Сначала я ничего не чувствовал, и поэтому у меня было несколько минут на осознание неопровержимого факта — сейчас я умру. В это не верилось до последнего. Я умру, а эта сволочь возродится, и начнётся новая война, и возможно, все мои друзья погибнут. Себя мне было не жалко, но от безысходности и отчаяния мне захотелось заплакать.
В это мгновения я понял, что рассыпанные вокруг меня предметы начинают подрагивать в такт к бьющимся ударам в моей голове. Всё сильнее и сильнее. Теперь уже голос Барти Крауча завораживал, и я уже ни о чём не думал.

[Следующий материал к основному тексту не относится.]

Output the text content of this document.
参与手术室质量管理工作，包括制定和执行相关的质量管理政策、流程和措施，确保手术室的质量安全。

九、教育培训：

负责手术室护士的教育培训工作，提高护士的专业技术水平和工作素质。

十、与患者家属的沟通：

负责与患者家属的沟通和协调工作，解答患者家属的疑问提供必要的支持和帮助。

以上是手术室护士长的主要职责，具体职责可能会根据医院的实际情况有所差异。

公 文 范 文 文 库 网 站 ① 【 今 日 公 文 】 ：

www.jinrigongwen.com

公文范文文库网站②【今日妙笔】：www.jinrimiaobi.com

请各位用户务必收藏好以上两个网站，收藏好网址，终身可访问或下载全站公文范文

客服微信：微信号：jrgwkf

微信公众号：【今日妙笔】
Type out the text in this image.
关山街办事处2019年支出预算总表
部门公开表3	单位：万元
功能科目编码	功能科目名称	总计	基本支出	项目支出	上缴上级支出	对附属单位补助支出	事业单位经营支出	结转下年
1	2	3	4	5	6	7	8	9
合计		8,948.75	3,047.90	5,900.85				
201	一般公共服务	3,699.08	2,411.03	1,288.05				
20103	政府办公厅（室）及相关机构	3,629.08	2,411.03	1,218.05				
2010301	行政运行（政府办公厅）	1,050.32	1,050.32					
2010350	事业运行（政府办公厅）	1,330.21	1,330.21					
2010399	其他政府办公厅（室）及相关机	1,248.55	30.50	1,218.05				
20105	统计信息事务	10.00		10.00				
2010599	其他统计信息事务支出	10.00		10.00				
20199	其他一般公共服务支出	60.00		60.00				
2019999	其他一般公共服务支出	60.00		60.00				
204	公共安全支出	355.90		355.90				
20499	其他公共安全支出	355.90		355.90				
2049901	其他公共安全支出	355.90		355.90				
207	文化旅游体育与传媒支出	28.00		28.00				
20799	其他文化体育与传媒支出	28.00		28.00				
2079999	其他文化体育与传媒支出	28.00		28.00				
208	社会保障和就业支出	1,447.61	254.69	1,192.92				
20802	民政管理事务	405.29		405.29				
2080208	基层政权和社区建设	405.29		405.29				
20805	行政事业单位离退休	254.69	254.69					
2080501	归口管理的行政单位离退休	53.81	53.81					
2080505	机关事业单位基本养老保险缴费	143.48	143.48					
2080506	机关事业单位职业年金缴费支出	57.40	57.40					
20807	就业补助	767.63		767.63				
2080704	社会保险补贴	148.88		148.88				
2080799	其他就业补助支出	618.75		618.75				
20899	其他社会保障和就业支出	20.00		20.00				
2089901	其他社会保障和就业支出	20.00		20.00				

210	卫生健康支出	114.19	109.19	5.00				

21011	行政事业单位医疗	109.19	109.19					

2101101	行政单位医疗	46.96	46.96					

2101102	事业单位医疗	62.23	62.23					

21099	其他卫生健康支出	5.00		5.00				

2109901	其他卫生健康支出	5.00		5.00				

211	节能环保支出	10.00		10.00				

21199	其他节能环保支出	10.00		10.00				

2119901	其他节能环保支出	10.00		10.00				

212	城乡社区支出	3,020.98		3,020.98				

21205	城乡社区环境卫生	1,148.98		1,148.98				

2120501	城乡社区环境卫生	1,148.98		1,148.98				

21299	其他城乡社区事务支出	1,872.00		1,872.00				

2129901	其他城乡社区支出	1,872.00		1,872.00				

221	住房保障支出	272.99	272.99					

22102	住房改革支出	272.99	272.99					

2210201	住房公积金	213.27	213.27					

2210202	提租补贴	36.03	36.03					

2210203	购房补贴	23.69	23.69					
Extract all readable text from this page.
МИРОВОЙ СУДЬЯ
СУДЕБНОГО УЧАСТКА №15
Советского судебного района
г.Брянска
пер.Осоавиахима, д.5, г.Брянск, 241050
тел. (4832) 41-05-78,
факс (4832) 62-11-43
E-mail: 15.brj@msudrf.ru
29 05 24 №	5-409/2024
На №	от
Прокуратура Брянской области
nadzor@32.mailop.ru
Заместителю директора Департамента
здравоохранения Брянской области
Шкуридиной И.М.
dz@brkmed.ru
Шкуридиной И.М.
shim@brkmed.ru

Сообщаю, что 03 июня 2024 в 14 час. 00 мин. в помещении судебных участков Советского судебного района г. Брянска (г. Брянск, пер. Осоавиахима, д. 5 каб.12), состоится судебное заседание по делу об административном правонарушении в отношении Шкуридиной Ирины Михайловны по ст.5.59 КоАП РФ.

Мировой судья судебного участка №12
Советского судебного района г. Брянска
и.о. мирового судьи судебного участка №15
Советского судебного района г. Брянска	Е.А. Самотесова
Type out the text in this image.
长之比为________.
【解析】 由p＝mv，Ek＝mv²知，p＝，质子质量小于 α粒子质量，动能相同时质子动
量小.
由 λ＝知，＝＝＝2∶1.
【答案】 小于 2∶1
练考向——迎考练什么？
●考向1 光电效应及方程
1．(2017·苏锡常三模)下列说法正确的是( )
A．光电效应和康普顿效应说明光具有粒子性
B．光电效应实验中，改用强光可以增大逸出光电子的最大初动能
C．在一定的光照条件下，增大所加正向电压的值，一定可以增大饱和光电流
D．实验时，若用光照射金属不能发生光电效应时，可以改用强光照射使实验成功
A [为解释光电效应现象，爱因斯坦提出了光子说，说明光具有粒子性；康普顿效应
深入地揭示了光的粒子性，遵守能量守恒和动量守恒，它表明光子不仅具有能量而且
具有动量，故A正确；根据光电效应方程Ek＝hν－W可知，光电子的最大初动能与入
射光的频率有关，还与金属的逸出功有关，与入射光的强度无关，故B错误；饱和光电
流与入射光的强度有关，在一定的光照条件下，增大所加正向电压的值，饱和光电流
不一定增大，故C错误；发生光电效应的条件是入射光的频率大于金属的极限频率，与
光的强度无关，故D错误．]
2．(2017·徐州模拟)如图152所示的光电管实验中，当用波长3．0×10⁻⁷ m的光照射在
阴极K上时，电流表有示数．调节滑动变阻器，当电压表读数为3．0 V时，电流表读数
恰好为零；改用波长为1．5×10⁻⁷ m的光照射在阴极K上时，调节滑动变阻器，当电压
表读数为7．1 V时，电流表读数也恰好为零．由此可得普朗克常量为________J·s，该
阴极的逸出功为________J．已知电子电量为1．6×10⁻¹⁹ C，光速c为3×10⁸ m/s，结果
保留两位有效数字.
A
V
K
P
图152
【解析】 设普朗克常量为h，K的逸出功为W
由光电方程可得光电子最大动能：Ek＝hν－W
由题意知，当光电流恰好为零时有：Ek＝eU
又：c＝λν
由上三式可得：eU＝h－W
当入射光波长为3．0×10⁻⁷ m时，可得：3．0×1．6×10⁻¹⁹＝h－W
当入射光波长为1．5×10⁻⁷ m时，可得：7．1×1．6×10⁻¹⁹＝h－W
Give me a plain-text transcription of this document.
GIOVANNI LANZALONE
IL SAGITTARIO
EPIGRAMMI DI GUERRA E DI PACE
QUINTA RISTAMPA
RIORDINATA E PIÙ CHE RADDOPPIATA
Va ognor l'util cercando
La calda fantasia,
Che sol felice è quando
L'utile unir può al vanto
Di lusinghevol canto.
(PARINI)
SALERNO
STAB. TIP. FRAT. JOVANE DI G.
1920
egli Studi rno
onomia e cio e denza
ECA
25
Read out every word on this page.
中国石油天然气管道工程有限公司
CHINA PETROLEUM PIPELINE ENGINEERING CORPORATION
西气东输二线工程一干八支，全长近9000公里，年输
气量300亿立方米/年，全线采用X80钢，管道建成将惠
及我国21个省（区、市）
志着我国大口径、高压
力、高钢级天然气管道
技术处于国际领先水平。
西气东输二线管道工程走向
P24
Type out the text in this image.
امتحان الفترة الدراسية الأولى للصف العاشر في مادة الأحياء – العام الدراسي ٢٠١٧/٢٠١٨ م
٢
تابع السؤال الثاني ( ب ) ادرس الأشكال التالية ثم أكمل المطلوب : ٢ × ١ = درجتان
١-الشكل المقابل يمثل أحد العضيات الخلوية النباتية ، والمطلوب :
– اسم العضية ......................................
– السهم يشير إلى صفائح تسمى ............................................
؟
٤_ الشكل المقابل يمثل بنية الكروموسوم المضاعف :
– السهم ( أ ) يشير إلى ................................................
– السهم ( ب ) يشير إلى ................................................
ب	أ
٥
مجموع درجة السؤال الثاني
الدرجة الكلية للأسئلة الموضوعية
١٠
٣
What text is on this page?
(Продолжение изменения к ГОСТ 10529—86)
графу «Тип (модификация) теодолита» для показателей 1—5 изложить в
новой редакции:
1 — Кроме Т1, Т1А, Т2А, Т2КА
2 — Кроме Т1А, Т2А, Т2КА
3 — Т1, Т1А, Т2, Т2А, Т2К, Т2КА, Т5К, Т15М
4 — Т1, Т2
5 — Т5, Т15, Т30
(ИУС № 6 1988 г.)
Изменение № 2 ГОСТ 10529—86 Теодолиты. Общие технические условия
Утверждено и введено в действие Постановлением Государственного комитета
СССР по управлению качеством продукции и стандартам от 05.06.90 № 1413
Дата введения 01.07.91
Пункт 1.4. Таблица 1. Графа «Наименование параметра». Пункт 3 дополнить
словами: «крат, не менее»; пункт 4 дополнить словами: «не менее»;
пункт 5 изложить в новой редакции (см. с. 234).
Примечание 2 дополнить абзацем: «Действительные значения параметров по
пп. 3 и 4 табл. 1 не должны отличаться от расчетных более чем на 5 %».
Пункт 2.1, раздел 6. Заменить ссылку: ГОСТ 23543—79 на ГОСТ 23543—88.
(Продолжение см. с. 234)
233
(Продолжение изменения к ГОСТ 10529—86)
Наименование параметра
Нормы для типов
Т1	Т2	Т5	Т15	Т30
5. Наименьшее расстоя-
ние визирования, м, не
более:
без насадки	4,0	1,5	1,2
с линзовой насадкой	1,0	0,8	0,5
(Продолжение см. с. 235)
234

Больно не было. Был лишь полный ужаса момент, когда я понял, что не могу вобрать даже глотка воздуха в свои лёгкие. Это смерть, — успел подумать я. А потом действительность рассыпалась передо мной ослепительными осколками, и я поплыл на волнах чего-то невесомого, но донельзя приятного, растворяясь, забываясь…
Будто бы я там присутствовал и видел эту поляну в окружении факелов. Себя, валяющегося в нелепой позе с вывернутыми руками, всего такого бездыханного, помертвевшего… Крауча и Петтигрю, крючившихся на земле и зажимающих свои левые руки… И тело мужчины, лет тридцати на вид, но с абсолютно седыми волосами и лицом, искажённым таким ужасом, будто то, что он увидел, убило его в один миг.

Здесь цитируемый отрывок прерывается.